Germany's DAX and the UK's FTSE 100 both opened down, losing roughly 1 per cent of their value in early trading.

In Asia, the Nikkei - Japan's benchmark index - closed down roughly 2.5 per cent in trading on Friday, bringing the index to a five-year low.

Taiwan's stock exchange slipped 2.5 per cent; Shanghai's main index was down more than half a per cent in the morning, though it regained ground in afternoon trading.

The poor early showing in Europe and Asia follows a rough day of trading in the United States. US markets fell sharply on Thursday, with the Dow Jones Industrial Average sliding 3.6 per cent.

The numbers partly reflect an unexpected jump in jobless claimsin the United States.

The US labour department said on Thursday that 471,000 people applied for unemployment benefits in the week ending May 15. That was a 5.6 per cent increase from the prior week's total.

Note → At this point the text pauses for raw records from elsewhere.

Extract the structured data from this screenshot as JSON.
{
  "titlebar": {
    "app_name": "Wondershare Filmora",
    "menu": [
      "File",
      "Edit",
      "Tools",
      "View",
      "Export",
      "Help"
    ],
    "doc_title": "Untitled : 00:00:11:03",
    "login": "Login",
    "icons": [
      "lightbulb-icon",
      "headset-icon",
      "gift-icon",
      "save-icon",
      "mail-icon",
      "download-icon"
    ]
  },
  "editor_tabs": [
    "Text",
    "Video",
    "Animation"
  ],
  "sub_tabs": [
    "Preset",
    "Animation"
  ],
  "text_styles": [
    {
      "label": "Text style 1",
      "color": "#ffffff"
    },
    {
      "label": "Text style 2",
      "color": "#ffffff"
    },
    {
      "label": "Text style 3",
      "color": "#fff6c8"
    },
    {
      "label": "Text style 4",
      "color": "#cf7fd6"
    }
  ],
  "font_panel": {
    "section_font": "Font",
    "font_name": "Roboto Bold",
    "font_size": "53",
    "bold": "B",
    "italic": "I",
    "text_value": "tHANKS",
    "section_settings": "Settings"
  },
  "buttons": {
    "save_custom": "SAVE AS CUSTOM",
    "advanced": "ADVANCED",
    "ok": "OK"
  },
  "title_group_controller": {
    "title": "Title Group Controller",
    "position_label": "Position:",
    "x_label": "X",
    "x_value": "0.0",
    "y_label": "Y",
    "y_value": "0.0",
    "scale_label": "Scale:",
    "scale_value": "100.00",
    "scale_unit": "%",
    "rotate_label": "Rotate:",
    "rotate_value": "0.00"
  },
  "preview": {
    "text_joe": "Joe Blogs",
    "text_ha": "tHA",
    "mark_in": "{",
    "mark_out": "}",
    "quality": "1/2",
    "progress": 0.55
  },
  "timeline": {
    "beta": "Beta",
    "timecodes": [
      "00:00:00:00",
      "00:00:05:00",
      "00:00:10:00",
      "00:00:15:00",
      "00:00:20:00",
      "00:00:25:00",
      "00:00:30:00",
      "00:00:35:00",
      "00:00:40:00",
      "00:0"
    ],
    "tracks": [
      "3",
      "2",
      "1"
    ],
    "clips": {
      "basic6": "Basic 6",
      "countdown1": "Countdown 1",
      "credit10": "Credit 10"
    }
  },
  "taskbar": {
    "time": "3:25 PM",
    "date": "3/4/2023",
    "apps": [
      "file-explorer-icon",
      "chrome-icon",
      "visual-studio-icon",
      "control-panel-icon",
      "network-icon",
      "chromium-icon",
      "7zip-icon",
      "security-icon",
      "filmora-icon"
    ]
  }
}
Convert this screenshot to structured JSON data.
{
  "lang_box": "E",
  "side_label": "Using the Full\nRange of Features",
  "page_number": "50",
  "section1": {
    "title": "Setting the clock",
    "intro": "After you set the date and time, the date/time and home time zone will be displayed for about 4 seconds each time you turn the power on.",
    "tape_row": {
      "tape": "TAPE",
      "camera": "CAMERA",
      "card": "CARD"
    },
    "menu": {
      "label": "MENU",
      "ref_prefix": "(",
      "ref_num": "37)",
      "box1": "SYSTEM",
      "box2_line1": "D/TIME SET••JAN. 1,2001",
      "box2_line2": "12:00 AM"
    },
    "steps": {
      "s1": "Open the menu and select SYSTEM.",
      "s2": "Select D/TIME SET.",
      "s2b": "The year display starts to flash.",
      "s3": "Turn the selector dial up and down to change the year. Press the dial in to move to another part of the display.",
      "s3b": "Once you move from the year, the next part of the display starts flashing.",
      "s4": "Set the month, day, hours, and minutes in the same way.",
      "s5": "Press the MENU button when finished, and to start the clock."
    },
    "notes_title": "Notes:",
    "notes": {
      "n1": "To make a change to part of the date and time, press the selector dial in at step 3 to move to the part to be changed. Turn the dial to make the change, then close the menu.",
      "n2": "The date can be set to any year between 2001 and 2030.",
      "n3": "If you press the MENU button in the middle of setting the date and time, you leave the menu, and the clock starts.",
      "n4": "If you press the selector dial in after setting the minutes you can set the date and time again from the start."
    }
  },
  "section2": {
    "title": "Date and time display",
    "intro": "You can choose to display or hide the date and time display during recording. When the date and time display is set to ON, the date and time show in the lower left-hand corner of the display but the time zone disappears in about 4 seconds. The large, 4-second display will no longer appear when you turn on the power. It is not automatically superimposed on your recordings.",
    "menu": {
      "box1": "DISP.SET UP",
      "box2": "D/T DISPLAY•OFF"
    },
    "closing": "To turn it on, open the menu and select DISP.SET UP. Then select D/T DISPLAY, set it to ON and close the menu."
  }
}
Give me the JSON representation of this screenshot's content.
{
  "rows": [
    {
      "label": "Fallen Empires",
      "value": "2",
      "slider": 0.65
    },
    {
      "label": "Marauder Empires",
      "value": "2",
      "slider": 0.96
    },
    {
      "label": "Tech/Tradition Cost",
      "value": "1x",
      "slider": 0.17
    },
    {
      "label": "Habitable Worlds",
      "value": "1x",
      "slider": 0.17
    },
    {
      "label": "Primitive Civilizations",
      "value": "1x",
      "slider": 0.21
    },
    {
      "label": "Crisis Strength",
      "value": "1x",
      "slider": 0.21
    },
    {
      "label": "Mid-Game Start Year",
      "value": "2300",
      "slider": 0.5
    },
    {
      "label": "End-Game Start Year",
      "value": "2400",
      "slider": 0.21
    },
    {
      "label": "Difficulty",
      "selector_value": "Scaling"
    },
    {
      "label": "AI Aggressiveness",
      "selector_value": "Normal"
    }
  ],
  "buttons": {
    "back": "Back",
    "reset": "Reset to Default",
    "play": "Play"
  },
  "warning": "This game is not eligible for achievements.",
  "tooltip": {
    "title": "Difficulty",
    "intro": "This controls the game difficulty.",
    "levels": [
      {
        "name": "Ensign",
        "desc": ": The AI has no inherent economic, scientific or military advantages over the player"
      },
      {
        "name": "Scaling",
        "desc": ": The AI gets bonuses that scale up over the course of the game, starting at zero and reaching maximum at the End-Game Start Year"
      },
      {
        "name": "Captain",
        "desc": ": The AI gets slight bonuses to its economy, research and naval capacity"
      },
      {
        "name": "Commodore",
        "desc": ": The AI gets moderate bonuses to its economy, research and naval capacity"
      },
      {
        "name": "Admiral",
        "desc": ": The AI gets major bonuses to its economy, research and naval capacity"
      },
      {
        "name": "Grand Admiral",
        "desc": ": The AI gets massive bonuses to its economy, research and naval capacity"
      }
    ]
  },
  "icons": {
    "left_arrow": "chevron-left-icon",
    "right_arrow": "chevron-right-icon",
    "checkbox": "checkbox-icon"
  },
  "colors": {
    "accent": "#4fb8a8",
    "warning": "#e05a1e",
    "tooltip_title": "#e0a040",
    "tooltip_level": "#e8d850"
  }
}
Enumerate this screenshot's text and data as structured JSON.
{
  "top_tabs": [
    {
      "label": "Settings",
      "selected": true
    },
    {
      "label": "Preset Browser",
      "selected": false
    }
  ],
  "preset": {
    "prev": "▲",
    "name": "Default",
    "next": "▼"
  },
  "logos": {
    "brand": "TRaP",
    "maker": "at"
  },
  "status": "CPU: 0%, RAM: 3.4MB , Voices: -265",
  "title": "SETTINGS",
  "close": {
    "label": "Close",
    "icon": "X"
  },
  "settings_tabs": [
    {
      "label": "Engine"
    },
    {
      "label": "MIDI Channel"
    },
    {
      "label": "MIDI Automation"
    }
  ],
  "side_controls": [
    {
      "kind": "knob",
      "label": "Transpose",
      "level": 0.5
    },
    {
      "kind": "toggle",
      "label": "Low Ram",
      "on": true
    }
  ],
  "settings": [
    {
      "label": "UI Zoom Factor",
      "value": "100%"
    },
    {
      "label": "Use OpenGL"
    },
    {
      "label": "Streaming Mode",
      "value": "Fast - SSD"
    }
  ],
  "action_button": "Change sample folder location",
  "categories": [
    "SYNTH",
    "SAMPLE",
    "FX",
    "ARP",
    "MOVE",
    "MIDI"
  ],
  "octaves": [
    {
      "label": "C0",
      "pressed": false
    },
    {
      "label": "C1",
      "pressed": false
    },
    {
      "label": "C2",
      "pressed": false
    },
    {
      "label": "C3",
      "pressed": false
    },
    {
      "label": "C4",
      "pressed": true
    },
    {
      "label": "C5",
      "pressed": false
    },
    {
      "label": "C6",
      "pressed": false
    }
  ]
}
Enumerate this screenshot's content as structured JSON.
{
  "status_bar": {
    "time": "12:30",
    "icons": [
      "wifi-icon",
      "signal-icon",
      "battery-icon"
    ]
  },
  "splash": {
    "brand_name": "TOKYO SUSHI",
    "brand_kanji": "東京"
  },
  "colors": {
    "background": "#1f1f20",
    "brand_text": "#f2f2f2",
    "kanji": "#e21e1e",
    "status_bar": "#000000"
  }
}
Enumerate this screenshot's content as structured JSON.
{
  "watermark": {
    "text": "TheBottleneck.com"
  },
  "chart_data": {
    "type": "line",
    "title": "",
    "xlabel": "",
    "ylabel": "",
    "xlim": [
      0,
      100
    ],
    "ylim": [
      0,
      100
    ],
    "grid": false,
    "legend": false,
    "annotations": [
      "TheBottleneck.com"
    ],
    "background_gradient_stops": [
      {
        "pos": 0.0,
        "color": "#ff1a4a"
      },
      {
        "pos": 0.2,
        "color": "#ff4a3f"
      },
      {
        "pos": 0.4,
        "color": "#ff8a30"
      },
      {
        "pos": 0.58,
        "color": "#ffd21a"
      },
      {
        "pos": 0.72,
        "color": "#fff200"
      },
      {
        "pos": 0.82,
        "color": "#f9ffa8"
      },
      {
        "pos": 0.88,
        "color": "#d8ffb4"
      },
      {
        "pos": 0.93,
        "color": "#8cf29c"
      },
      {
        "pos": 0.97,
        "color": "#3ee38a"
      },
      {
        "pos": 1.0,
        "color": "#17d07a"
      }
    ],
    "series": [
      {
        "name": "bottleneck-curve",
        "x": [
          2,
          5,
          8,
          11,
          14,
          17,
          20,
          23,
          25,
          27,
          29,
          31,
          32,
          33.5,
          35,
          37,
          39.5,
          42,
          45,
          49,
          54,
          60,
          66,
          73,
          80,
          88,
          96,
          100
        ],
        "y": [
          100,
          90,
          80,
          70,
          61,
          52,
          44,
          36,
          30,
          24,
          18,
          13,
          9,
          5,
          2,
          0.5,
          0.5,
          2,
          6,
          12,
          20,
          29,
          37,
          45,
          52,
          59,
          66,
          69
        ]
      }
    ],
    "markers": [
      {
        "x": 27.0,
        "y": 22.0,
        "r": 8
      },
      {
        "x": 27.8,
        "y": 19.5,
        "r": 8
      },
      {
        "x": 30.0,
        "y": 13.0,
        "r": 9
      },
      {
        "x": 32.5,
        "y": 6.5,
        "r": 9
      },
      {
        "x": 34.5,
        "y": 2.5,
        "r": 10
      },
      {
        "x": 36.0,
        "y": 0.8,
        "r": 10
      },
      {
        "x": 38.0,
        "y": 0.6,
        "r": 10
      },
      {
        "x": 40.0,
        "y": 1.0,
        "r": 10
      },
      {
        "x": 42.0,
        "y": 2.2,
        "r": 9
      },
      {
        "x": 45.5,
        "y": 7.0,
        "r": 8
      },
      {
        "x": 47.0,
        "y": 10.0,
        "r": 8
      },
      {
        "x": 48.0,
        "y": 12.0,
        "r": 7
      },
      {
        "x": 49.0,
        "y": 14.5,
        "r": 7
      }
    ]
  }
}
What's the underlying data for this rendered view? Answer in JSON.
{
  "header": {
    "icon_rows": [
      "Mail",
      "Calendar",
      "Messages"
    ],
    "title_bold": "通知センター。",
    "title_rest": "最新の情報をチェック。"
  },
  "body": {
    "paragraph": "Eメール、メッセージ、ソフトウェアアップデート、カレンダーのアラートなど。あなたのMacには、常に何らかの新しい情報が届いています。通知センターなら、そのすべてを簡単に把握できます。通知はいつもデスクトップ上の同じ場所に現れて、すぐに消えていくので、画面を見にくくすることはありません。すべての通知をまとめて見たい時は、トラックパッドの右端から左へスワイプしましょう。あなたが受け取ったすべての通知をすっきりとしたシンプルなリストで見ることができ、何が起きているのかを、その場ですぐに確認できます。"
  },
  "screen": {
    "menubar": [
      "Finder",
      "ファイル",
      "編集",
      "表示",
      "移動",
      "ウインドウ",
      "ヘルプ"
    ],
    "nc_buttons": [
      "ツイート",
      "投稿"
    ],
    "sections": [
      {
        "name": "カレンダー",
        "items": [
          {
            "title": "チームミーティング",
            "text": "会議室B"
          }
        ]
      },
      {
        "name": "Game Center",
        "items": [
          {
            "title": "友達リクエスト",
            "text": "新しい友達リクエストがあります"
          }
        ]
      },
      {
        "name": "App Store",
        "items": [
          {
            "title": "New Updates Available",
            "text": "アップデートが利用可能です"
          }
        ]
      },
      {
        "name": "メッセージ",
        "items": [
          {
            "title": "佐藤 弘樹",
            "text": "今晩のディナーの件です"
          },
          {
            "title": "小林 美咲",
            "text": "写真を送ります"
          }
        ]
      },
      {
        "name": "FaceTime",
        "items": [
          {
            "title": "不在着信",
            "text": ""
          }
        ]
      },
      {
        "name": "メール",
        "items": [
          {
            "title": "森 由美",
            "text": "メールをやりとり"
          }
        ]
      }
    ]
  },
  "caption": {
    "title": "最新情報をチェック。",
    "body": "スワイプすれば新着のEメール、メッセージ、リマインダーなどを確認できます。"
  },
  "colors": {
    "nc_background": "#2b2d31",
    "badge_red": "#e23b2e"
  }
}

Analysts had expected the number of jobless claims to drop. Investors fear the poor showing is a bad sign for the US economic recovery.

"People believed the recovery was underway, they anticipated continuous improvements in the unemployment rate," said Steve Keen, an economics professor at the University of Western Sydney.

"But the cause of this crisis too much debt, and we still have that debt overhang... that is depressing spending," which leads to continued high levels of unemployment, he said.